Platinum Equity-backed IT distributor Ingram Micro appears headed toward an in-range pricing on its NYSE IPO after the market close Wednesday, an outcome not entirely unexpected given that nearly one fifth of the offering was spoken for at launch.

Morgan Stanley, Goldman Sachs and JP Morgan closed the books Tuesday at 4:00pm 12-times covered on the sale of 18.6m shares with pricing expected to come in the upper half of the US$20–$23 marketing range, the banks told investors this morning.

Capital World Investors committed upfront to invest US$70m to narrow the shares available to other investors to roughly 15m shares, depending on how much of the anchor is filled.

The banks highlighted high-quality demand from long-only institutional investors who met face-to-face with Ingram management.

Ingram Micro is scheduled to debut Thursday on the NYSE under the ticker “INGM”.

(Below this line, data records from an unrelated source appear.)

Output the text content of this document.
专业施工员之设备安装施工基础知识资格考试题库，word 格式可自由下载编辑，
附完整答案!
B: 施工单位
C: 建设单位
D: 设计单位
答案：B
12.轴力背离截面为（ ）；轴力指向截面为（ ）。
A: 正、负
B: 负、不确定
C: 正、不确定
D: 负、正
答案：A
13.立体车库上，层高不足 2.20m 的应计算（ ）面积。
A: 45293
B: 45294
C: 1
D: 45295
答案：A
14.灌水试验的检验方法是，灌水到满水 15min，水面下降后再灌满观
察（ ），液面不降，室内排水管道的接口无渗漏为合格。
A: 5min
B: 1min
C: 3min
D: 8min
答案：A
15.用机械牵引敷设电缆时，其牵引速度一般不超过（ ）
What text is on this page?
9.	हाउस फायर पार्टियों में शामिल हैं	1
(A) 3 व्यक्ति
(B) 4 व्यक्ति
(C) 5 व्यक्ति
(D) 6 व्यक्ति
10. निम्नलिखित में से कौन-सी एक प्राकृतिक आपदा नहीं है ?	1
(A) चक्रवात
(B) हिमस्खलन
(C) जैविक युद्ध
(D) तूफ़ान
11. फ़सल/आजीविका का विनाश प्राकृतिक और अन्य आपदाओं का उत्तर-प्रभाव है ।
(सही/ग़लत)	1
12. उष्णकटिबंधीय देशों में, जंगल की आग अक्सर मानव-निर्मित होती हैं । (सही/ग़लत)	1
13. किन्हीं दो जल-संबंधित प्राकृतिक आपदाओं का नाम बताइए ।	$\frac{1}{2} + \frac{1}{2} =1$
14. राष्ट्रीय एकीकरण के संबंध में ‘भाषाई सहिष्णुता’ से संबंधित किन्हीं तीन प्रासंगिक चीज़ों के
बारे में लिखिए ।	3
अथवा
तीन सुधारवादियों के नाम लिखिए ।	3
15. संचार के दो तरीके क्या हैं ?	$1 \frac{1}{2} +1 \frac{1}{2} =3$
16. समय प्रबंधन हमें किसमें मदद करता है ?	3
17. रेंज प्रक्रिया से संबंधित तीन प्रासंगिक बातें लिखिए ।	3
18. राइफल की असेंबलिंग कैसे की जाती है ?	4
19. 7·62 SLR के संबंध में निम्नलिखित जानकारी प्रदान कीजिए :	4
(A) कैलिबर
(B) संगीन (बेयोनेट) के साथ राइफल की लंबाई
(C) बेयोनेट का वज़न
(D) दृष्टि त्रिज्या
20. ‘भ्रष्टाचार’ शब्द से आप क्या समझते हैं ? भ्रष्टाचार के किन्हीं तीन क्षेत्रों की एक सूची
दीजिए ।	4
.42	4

Septerna closes the books on its up to US$185.9m Nasdaq IPO on Wednesday at 4:00pm, a full day ahead of pricing and a Friday market debut.

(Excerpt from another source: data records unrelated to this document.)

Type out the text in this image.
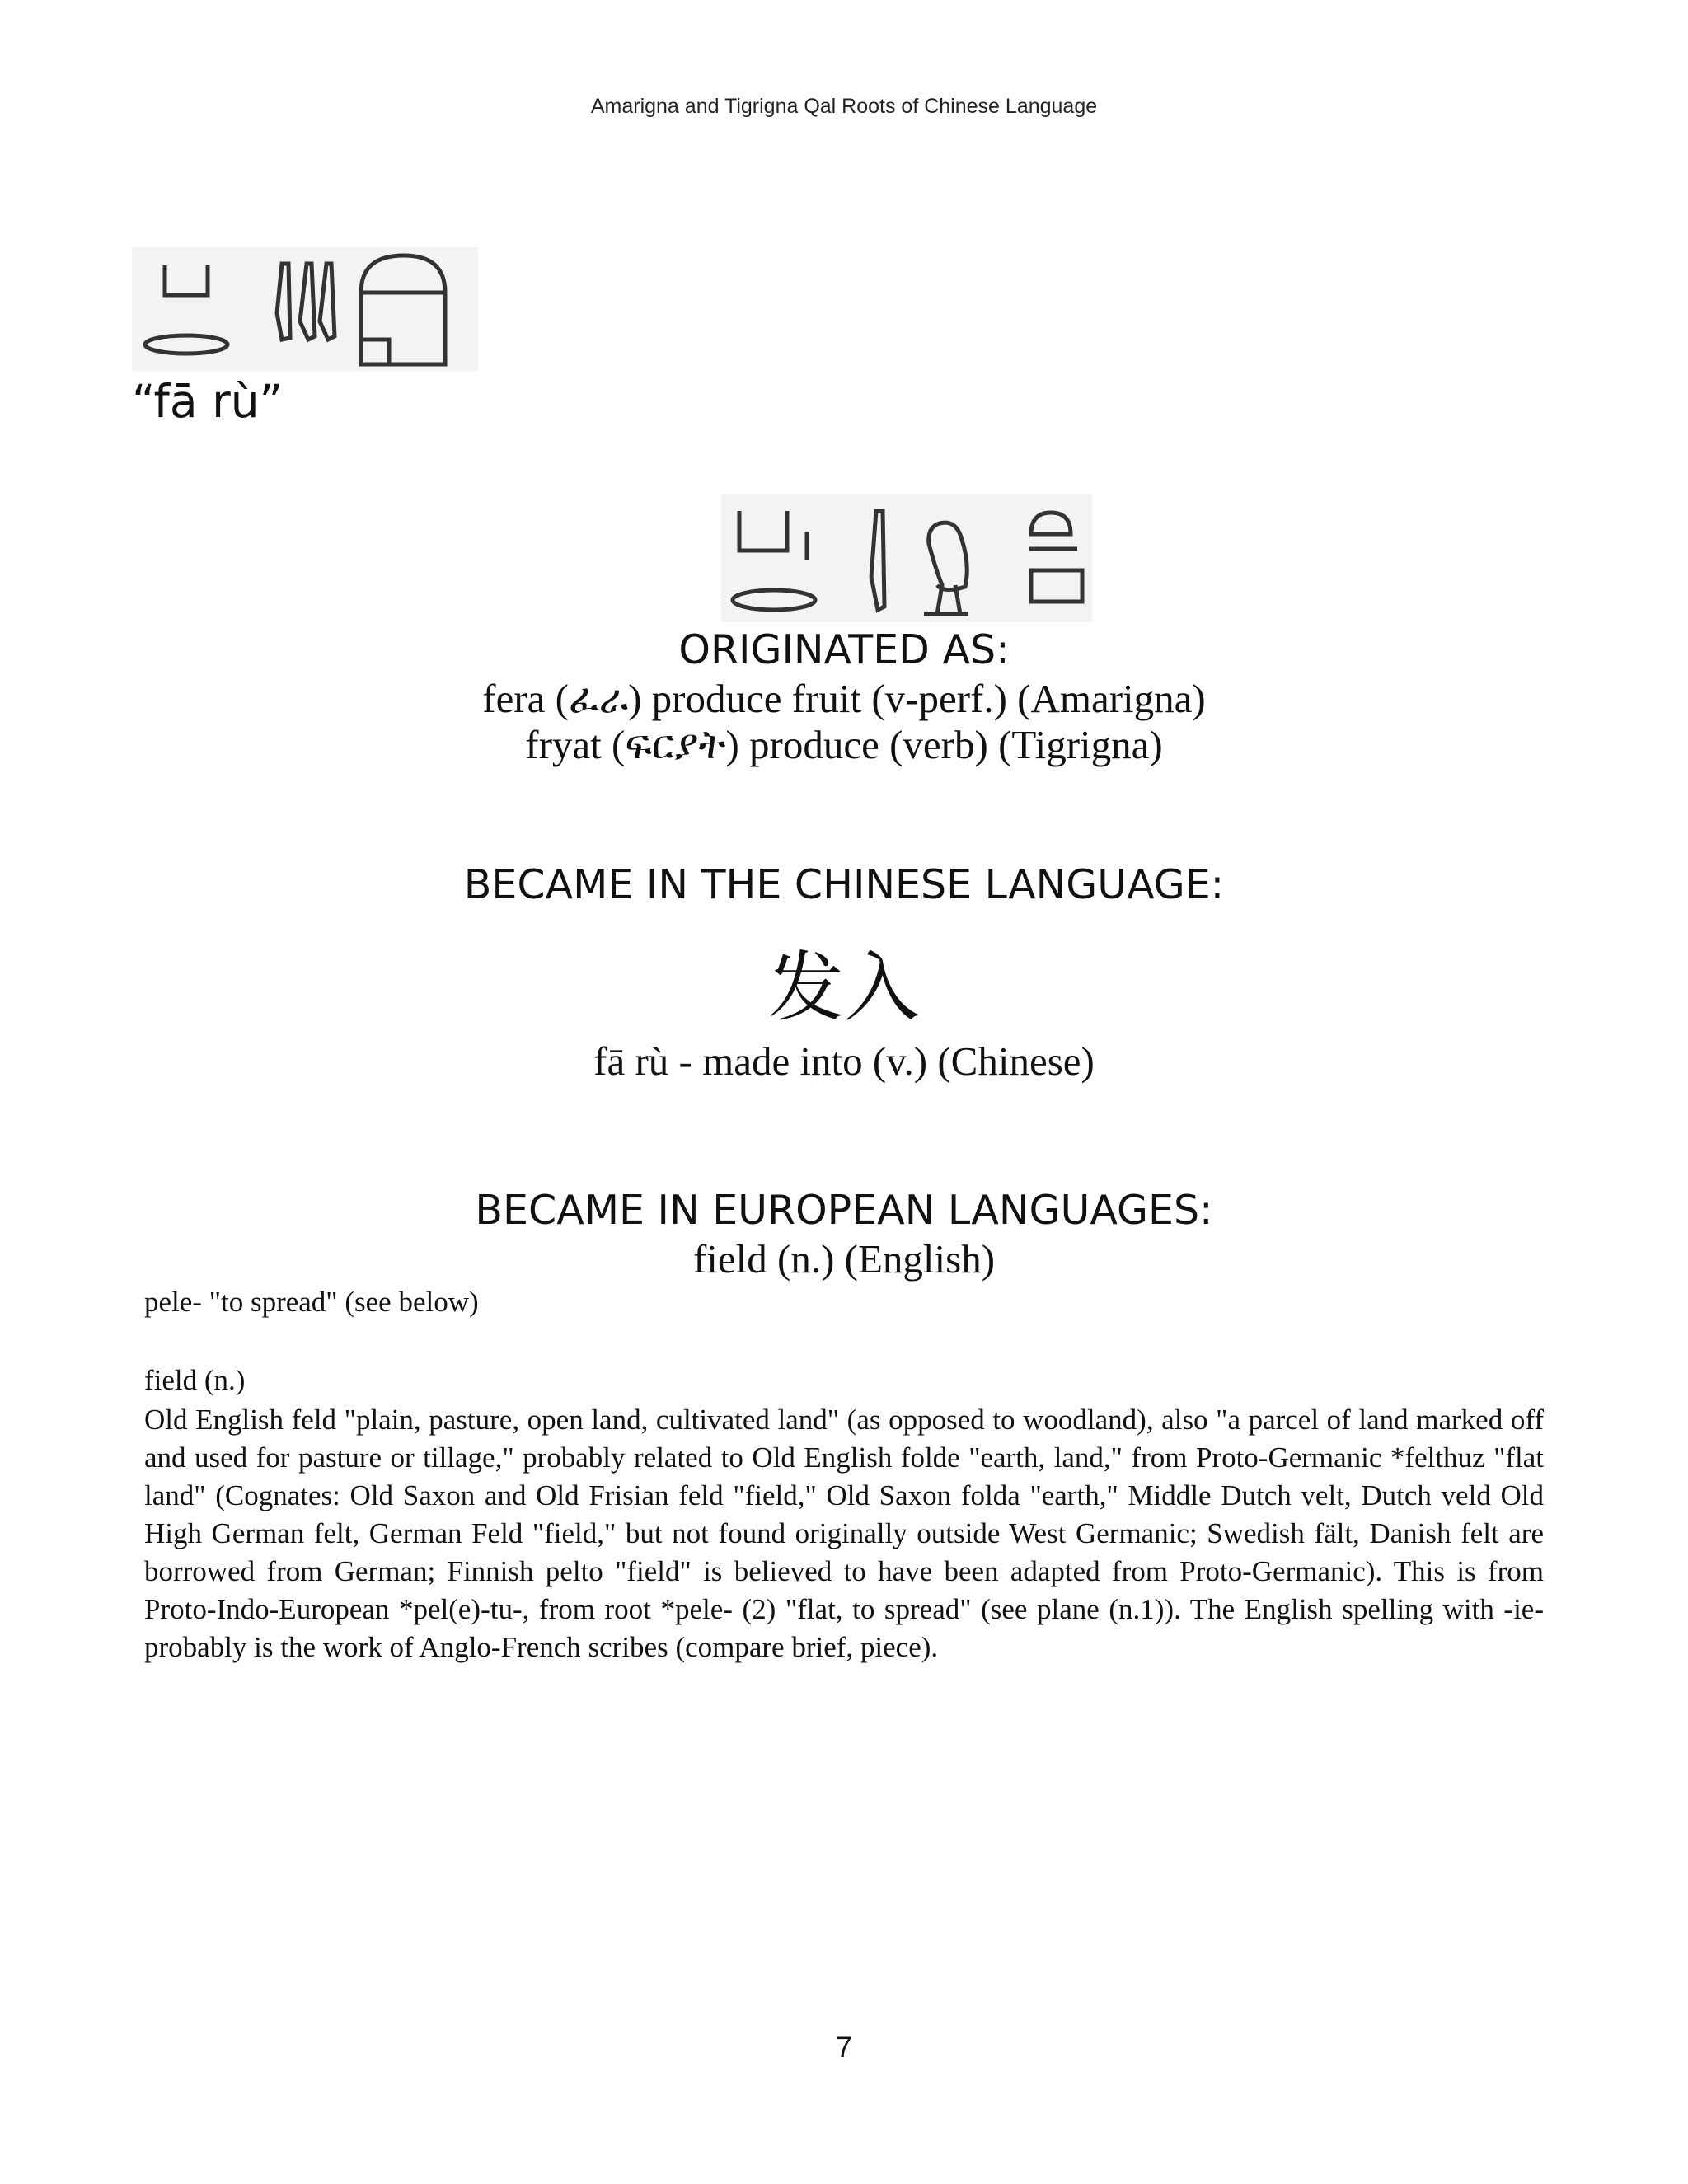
Amarigna and Tigrigna Qal Roots of Chinese Language
“fā rù”
ORIGINATED AS:
fera (ፈራ) produce fruit (v-perf.) (Amarigna)
fryat (ፍርያት) produce (verb) (Tigrigna)
BECAME IN THE CHINESE LANGUAGE:
发入
fā rù - made into (v.) (Chinese)
BECAME IN EUROPEAN LANGUAGES:
field (n.) (English)
pele- "to spread" (see below)
field (n.)
Old English feld "plain, pasture, open land, cultivated land" (as opposed to woodland), also "a parcel of land marked off and used for pasture or tillage," probably related to Old English folde "earth, land," from Proto-Germanic *felthuz "flat land" (Cognates: Old Saxon and Old Frisian feld "field," Old Saxon folda "earth," Middle Dutch velt, Dutch veld Old High German felt, German Feld "field," but not found originally outside West Germanic; Swedish fält, Danish felt are borrowed from German; Finnish pelto "field" is believed to have been adapted from Proto-Germanic). This is from Proto-Indo-European *pel(e)-tu-, from root *pele- (2) "flat, to spread" (see plane (n.1)). The English spelling with -ie- probably is the work of Anglo-French scribes (compare brief, piece).
7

JP Morgan, TD Cowen, Cantor and Wells Fargo told investors they are multiple times covered on the all-primary offering of 10.9m shares and there is no price sensitivity within the US$15-$17 marketing range.

The biotech is using money from the IPO to finish a Phase I trial on a lead drug to treat hypoparathyroidism, a rare disease that causes low calcium levels in the bloodstream.

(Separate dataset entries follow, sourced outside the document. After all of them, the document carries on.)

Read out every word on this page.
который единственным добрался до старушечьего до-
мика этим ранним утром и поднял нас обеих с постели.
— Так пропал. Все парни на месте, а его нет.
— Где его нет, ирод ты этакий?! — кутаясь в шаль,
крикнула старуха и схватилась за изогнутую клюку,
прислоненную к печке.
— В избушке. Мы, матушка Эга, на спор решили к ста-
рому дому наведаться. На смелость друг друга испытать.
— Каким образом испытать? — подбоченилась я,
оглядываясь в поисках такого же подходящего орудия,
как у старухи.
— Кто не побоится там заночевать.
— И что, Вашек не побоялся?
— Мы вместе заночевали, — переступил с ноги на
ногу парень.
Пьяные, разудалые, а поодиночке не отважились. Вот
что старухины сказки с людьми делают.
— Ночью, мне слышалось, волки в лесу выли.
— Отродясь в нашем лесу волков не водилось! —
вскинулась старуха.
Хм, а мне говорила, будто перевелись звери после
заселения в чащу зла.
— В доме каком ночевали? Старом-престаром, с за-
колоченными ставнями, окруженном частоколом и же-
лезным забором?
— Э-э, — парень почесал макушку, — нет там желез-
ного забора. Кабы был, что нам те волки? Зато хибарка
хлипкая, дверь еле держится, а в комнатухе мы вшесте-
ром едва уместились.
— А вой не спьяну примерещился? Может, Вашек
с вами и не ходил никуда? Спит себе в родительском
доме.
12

Broader ECM activity is limited this week due to earnings blackouts, though some deals are trickling through.

ProQR Therapeutics secured an upsized US$75m from an overnight stock sale and concurrent private placement to help reboot its RNA gene editing platform.

Evercore, Cantor, Raymond James and Oppenheimer priced 18m shares at a US$3.50, a 7.4% discount to Tuesday’s closing price of US$3.78. Collaborative partner Eli Lilly invested another US$12m through a concurrent private placement.

The Dutch biotech had sought to raise US$50m from the public stock sale after confidentially marketing the financing to investors.

ProQR separately put in place a new at-the-market program that allows it to sell up to US$75m of stock on the open market.

China's UP Fintech also raised US$94m late Tuesday from a follow-on offering of American depositary receipts after a day of marketing.

Known as “Tiger Brokers” in Asia, the company sold 15m ADRs at US$6.25 each or a discount of 3.1% to Tuesday’s close of US$6.45.

Deutsche Bank, CICC and US Tiger Securities were the joint bookrunners.